The problem with most plans is this: there aren’t any.
This is the case among many technology SME companies operating in Silicon Valley. To be sure, every one of them has spreadsheets that depict the rise (nothing seems to fall) of sales, resources, share and profit over time.
But, when a CEO is asked, what are you doing that will cause sales to increase by 25% next year?, the response – to this, and follow-on questions – often points to a familiar theme: the “plan” is what results if the quantitative assumptions embedded in the spreadsheet hold true. The spreadsheet is the embodiment of assumptions that the sponsoring VCs deem both reasonable and achievable.
(It doesn’t take insightful questions to arise at the core problem. The fact that a CEO has me in her office suggests that a well thought-out framework is either not in place or, if it is, then it isn’t working.)
Don’t get me wrong. These CEOs are not unintelligent people. They are sharp, skilled, and committed. But they are often required to be so focused on the financial numerics of the enterprise that the underlying raison d’être of the firm, and the things that cause markets to respond, receive second billing.
Assumptions ain’t all they’re cracked up to be
Alas, assumptions do not plans make. Assumptions are merely statements about future conditions that, for the purpose of simplifying planning, are held constant over some reasonable span of time.
To really understand what’s at the heart of a plan is to talk to those who have to implement it. Get two levels down from the CEO, and the answers to the request, please describe the company’s plan in your own words, typically span a range of diversity that covers most strategies one could imagine for an industry.
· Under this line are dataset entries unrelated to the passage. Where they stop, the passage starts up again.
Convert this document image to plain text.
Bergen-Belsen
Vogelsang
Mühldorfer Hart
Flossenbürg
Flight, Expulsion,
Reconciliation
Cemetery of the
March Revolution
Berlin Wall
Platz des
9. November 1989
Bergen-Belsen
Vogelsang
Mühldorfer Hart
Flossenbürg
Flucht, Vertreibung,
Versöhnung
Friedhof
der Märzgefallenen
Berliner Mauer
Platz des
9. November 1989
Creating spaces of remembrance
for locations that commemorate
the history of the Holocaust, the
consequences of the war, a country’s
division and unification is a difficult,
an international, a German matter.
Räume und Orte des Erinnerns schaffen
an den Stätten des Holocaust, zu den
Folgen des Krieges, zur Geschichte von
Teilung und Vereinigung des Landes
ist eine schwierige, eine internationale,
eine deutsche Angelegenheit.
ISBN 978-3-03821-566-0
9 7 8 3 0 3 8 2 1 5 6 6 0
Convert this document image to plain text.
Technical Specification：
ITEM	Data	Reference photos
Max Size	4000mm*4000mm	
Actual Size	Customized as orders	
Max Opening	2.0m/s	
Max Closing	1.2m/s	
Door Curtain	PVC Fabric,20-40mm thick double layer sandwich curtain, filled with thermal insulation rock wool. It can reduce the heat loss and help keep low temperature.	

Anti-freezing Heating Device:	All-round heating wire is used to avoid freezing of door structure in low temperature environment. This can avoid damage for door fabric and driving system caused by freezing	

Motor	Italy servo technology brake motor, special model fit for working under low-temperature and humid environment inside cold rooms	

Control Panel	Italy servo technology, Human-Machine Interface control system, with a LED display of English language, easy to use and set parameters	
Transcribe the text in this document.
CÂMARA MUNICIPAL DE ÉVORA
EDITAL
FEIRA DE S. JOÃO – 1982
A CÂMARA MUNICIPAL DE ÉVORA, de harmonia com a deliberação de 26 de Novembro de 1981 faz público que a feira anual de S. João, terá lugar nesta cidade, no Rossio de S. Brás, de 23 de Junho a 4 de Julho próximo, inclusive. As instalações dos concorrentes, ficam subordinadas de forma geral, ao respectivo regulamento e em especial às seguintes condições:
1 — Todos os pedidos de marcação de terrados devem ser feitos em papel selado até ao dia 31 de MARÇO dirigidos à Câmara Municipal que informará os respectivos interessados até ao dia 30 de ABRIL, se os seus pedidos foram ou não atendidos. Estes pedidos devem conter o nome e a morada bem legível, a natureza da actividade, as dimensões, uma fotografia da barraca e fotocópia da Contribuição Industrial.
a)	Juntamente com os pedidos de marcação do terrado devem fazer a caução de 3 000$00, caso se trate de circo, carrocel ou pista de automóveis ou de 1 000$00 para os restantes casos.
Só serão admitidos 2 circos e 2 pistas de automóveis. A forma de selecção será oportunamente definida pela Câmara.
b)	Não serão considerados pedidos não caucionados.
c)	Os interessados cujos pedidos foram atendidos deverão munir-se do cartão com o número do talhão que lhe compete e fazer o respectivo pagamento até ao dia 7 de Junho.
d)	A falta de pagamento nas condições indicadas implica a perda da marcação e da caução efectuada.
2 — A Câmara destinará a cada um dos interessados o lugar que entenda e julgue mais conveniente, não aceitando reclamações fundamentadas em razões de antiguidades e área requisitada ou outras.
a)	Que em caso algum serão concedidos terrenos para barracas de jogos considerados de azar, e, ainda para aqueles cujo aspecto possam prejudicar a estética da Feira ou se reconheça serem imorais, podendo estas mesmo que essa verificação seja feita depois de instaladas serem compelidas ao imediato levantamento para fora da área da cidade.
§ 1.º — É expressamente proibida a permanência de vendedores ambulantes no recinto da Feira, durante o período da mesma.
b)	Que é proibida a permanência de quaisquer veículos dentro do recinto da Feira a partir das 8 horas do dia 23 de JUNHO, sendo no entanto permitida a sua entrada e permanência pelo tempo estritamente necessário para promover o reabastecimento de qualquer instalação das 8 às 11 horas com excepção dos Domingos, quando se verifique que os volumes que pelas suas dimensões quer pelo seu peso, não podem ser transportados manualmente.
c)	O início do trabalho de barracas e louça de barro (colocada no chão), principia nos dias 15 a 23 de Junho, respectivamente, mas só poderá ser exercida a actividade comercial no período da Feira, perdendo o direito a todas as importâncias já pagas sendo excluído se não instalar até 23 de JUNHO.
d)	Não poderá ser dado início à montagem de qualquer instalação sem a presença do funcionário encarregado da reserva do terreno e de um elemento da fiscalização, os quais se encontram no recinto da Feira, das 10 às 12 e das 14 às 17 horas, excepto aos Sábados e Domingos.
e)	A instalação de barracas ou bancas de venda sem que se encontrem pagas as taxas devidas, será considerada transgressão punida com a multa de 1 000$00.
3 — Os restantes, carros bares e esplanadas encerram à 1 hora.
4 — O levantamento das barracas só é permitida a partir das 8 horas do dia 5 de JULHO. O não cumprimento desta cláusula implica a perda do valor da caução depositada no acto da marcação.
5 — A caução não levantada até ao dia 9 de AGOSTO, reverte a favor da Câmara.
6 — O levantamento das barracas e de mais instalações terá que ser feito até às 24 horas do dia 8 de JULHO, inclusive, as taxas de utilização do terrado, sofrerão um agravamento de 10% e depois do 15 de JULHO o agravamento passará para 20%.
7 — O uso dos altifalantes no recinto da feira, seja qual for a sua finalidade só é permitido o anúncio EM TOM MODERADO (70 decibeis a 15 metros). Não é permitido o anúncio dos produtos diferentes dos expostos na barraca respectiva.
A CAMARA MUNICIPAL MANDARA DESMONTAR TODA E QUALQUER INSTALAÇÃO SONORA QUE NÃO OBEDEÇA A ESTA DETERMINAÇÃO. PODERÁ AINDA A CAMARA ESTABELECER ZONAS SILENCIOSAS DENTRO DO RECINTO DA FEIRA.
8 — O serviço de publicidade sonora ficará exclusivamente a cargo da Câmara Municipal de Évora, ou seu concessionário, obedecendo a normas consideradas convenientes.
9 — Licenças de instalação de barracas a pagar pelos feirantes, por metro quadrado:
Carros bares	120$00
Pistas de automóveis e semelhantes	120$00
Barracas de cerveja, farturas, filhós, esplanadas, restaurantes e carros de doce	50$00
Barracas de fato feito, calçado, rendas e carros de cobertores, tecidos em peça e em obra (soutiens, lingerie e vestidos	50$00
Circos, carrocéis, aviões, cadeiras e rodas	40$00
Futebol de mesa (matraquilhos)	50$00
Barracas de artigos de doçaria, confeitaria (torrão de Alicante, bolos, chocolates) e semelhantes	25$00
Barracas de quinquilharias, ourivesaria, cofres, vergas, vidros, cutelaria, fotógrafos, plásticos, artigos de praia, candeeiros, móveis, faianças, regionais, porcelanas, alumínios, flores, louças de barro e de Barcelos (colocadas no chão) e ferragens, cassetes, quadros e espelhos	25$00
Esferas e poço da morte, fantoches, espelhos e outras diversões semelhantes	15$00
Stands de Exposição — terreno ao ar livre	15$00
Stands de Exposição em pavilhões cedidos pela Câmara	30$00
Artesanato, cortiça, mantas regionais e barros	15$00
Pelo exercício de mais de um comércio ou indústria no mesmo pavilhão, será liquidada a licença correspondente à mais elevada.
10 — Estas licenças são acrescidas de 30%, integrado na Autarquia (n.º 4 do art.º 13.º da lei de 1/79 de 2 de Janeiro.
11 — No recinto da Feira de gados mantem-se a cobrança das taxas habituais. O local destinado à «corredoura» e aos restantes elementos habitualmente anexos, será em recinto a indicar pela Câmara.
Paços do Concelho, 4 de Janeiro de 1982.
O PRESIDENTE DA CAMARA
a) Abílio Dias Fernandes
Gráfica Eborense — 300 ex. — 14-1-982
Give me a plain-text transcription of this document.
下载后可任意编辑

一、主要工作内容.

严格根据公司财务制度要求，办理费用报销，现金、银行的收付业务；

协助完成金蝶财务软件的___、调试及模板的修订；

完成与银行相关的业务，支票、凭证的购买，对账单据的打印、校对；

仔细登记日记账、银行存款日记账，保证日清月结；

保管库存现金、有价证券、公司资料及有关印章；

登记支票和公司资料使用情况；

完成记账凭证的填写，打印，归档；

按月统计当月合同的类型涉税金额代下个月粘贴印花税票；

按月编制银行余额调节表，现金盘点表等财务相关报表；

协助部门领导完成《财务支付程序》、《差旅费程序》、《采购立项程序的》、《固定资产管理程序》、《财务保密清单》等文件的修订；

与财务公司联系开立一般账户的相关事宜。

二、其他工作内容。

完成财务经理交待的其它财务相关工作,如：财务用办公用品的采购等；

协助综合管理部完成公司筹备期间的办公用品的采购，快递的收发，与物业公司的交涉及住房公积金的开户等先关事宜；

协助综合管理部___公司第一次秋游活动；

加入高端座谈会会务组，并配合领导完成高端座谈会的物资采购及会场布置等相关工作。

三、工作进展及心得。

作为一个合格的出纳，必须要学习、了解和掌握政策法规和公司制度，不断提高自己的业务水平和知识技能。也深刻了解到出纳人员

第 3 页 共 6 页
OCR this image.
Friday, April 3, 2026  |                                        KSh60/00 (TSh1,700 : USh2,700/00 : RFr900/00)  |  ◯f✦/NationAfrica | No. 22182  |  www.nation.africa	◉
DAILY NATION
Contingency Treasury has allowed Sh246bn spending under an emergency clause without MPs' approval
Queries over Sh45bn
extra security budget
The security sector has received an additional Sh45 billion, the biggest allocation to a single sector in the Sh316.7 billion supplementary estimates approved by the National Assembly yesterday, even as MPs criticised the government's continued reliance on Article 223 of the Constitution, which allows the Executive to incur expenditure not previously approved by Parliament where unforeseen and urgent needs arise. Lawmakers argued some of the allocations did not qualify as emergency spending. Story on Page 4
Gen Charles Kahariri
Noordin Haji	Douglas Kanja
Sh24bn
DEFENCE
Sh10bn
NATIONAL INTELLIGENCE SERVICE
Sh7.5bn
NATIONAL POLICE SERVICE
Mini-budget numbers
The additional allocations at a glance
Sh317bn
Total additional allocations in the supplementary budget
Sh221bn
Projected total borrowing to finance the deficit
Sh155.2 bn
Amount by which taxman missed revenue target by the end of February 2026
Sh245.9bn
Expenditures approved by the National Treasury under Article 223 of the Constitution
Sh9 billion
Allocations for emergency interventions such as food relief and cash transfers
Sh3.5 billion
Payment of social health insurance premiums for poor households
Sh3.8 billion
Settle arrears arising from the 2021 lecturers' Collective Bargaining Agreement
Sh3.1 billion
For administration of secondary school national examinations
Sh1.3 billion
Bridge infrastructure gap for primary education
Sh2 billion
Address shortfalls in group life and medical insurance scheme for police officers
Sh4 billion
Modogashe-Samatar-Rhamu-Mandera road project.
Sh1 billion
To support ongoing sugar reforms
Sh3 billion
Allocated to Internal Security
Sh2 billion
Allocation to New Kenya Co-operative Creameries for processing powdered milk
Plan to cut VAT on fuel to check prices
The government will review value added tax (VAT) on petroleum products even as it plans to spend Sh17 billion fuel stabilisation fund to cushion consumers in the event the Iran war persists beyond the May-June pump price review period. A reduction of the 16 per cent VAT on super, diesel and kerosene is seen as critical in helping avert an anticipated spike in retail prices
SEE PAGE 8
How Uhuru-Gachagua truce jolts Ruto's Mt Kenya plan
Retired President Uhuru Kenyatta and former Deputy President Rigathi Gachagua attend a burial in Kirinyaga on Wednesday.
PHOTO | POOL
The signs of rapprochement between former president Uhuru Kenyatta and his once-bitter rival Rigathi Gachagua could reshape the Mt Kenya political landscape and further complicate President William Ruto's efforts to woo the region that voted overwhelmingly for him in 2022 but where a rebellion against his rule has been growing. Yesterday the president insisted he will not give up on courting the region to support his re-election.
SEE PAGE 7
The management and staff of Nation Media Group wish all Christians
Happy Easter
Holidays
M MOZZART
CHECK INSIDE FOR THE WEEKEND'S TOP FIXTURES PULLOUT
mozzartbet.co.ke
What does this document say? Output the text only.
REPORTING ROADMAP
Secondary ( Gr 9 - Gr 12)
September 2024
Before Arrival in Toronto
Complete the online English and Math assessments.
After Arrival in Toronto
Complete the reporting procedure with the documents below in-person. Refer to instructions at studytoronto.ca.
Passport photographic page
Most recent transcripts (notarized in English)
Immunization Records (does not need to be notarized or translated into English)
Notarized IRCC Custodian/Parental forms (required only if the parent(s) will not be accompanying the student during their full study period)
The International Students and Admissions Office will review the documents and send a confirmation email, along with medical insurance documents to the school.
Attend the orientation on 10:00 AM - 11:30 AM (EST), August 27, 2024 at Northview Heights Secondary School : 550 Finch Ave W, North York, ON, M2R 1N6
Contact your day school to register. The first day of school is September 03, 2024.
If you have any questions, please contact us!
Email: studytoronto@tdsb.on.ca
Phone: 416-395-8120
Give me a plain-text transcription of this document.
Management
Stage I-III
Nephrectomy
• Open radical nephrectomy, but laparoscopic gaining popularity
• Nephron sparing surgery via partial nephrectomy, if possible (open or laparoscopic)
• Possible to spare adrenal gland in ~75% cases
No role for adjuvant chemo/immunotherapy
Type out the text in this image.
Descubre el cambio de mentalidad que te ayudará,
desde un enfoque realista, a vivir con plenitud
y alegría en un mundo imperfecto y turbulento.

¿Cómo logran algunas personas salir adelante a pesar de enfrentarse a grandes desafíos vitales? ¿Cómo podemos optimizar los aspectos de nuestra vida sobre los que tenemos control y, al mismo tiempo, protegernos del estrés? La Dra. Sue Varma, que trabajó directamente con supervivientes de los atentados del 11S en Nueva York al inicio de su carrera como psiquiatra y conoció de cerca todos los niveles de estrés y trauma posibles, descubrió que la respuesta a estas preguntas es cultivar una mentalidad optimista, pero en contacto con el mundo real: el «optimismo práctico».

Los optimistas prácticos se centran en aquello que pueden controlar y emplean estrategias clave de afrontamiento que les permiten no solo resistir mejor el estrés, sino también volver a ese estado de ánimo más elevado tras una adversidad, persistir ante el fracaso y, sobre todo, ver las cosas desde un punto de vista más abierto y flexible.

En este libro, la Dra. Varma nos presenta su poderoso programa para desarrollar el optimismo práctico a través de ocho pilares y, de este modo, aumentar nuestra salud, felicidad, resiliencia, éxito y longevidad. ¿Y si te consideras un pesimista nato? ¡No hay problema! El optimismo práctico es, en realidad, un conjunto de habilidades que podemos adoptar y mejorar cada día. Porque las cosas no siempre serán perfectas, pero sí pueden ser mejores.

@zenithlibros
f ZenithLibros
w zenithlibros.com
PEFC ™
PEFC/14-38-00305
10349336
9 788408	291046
When in doubt, Go like Hell towards all points of the compass
The most succinct rendering of a plan I’ve yet heard – yet typical of what many employees often convey – is this:our strategy is to go like hell in as many different directions as we can manage, figure out the ones that pay off, then focus on those. No kidding. There is no exaggeration here.
The numerics serve as both goal and yardstick. There is always an underlying sense of how people will go about getting there, but seldom does one get an impression of it being orchestrated, rehearsed, and executed. Yet again, it is typical.
I often imagine it as people in boats trolling for fish in a lake. Dozens of boats with motors quietly humming as they troll, fishing lines in the water, waiting for a strike. Someone yells, I got one. Upon hearing this, the rest of the boats crank up their engines full throttle and head in that direction. Within minutes there are dozens of boats trolling in the same area, at risk of fishing lines crossing, yet all joyously confident that their odds of catching fish have increased.
It Doesn’t have to be this Hard
Good planning is hard work. But it saves even more hard work in its execution. Successful companies that grow large and profitable understand their markets, their competitors, the environment in which they operate, what is in their control and what is not. They commit resources long term, i.e strategy, purposefully and with the knowledge of the outcomes that will be yielded.
Spreadsheets are merely quantifiable expressions of what the business sets out to do as a result of its plan. Spreadsheets are to a business plan what sheet music is to a composer. They capture the product of intellect, but they are not a substitute for it.